Doyen vous permettez ! Si vous n’êtes pas atteint d’une sénilité aggravante confirmée par la maladie d’Alzheimer qui sans même lecture profonde de votre chiffon saute à la mirette, cette attitude vous plaçant au centre d’un débat au rat des paquettes m’aurait ahuri venant du pamphlétaire que vous êtes avec vos trente années d’expérience.

Doyen le débat est trop bas, élevons le niveau ! Alors permettez-moi de vous rappeler quelques préceptes du noble métier de journaliste que vous êtes en train de travestir pitoyablement. Le journaliste puisqu’il s’agit de lui doit être un acteur incontournable de tout développement social. Ce développement passe sans nul doute par l’éveille de la conscience citoyenne qui garantira la participation aux affaires publiques qui ne saurait se faire sans réception d’une information nécessaire, juste et profitable. Dès lors, importerait-il de garder à l’esprit que le journaliste doit jouer un rôle d’une importance capitale dans le développement de la personnalité des citoyens pour une évolution de la société. Ainsi dans cette tâche, le professionnel de l’information et de la communication doit connaître ses devoirs et ses responsabilités mais surtout éviter de méconnaitre que les règles de conduite principales de toute démarche journalistique doivent naître d’une distinction sans équivoque entre le fait de donner des informations et celui d’exprimer ses opinions qui peut faire atterrir le journaliste peu sérieux dans les caniveaux infestes par ses jugements de valeur.

Le journaliste, en informant, doit s’efforcer de donner l’information vraie et vérifiée en se gardant de verser dans les rumeurs infondées. S’il doit exprimer ses opinions également, sa subjectivité ne doit altérer en rien la véracité, l’honnêteté et l’éthique de ses points de vue. Par conséquent, son jugement ne doit pas avoir pour but de nier la réalité ou de fermer yeux là-dessus. Toute sa dignité réside dans le respect strict de l’éthique et la déontologie que requiert le métier.

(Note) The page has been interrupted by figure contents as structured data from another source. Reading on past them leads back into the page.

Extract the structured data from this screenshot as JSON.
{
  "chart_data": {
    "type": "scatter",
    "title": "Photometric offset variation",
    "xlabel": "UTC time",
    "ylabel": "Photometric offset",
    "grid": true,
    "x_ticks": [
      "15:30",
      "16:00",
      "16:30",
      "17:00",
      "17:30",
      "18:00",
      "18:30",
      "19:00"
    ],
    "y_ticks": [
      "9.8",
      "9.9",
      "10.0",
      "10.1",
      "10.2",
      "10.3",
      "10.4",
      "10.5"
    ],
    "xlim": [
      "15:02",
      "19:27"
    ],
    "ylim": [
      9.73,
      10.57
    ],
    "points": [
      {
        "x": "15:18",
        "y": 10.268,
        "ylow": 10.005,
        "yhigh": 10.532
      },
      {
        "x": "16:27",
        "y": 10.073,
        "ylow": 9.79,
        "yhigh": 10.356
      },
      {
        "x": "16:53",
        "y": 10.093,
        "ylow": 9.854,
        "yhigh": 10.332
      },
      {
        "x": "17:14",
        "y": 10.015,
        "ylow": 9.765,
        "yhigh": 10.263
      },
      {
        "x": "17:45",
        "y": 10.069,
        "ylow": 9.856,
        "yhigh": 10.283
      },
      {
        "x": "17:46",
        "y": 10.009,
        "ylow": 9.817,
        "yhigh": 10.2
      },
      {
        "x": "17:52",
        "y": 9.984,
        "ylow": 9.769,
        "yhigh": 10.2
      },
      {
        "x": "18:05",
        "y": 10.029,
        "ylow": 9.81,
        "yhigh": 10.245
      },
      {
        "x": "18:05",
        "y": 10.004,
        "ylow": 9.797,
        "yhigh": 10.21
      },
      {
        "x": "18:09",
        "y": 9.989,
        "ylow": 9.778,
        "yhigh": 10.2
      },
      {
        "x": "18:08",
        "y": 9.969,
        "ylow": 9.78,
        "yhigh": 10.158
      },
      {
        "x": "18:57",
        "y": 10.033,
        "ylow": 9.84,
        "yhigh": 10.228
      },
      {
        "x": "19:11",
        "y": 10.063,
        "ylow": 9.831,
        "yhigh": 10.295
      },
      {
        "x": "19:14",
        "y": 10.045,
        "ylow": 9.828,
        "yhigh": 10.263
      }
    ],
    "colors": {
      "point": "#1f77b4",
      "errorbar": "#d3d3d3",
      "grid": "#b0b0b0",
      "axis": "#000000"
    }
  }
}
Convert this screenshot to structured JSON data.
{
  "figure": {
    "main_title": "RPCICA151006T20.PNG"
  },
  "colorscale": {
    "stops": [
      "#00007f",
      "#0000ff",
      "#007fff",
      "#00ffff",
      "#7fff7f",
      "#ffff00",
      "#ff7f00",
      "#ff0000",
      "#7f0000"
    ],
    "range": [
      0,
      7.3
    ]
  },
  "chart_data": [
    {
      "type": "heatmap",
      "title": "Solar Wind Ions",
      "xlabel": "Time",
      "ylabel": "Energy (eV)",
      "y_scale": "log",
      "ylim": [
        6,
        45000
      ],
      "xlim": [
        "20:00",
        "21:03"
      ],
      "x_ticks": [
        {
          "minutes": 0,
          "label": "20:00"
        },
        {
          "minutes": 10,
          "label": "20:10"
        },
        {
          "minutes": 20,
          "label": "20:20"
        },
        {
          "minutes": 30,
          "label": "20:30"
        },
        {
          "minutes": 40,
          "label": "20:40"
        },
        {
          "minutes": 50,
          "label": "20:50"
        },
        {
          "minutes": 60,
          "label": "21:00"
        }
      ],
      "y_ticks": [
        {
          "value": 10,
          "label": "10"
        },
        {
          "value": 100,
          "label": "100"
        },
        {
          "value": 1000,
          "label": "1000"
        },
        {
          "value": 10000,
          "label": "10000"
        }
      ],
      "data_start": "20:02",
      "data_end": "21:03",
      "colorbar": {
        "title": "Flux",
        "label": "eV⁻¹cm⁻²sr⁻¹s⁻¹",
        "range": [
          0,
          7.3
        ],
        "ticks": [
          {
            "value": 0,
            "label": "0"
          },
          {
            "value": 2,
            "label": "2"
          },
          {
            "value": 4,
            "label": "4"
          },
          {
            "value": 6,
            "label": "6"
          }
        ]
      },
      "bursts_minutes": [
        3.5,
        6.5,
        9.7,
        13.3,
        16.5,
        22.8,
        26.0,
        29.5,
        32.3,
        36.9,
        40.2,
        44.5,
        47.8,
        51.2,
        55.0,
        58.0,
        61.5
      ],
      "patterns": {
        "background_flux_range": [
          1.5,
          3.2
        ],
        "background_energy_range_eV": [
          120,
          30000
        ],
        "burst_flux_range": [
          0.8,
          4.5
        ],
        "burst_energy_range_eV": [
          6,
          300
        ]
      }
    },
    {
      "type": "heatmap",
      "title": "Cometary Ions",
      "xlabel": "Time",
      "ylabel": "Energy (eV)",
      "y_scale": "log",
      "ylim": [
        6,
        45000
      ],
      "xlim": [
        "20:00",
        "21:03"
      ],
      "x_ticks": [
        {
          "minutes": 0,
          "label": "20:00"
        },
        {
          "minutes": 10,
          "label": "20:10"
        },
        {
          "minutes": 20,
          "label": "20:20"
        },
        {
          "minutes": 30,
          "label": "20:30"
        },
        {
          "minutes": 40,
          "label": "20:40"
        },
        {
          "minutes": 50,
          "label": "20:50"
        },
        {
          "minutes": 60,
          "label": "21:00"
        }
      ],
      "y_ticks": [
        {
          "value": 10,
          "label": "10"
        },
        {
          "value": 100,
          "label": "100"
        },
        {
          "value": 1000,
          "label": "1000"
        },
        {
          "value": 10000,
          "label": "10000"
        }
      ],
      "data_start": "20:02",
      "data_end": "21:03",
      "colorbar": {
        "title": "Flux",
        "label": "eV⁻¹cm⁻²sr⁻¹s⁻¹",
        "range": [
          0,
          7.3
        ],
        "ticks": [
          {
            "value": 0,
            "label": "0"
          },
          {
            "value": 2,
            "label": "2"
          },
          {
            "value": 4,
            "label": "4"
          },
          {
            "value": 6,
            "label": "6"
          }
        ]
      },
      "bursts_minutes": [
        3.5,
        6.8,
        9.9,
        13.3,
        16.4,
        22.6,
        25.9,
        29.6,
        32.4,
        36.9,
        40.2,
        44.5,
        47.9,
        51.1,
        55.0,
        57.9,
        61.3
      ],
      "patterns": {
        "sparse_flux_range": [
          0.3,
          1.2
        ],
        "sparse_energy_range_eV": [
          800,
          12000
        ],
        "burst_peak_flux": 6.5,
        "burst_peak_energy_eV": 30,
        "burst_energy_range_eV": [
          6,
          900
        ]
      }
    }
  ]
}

Doyen, l’ingratitude est la marque des hommes faibles d’esprit qui demandent et reçoivent sans peine, mais oublient sans remord. Si vous n’avez que votre plume pour taillader la gorge de ceux qui vous ont appris à l’aiguiser et l’art de noircir les feuilles, sachez alors que vous avez lamentablement raté votre cible. Les médecins ainsi que les forces de sécurité, ces braves hommes et femmes sur le terrain, ne nous feront jamais un procès aussi haineux et perfide car leur sagesse et leur reconnaissance ne les laisseront un seul instant sombrer dans l’oubli jusqu’à ne plus se souvenir de la présence de l’enseignant, soldat du savoir, sur le champ de bataille portant haut l’étendard, promenant sans répit sa lumière que ni le vent, ni la pluie n’a su éteindre, déjouant sur des terrains sablonneux coups et ignominies, pour les préparer à être présents sur d’autres champs de combat. Selon vous, nous formons un bataillon de la peur et de paresseux. Mais quelle injure ! Laissez-moi vous dire ceci : ce bataillon a le corps, l’esprit ainsi que le cœur forgé par le feu de mille batailles et sans déserter a su toujours rester debout armé de son courage pour éviter que votre tête soit tombée sur le sol de l’ignorance. Vous ne devriez point les remercier de cette manier. Hélas ! Nous sommes certes meurtris mais point surpris car la célèbre romancière Mariama Ba nous a appris depuis longtemps que : « Les enseignants, ceux du cours maternel autant que ceux des universités, forment une armée noble aux exploits quotidiens jamais chantés, jamais décorés. Armée toujours en marche, toujours vigilante. Armée sans tambour, sans uniforme rutilant. Cette armée-là déjouant pièges et embûches, plante partout le drapeau du savoir et de la vertu. »

Doyen Mamadou, c’est en partie à cause de l’insolence de gens de votre trempe que le métier de l’enseignant ne fait plus rêver vu que vous en avez fait votre défouloir, tout en prenant quotidiennement plaisir à nous trainer dans la boue.

Le respect de votre âge ne me laisse pas le choix pour en dire plus, sinon je ne me arrêterais pas là !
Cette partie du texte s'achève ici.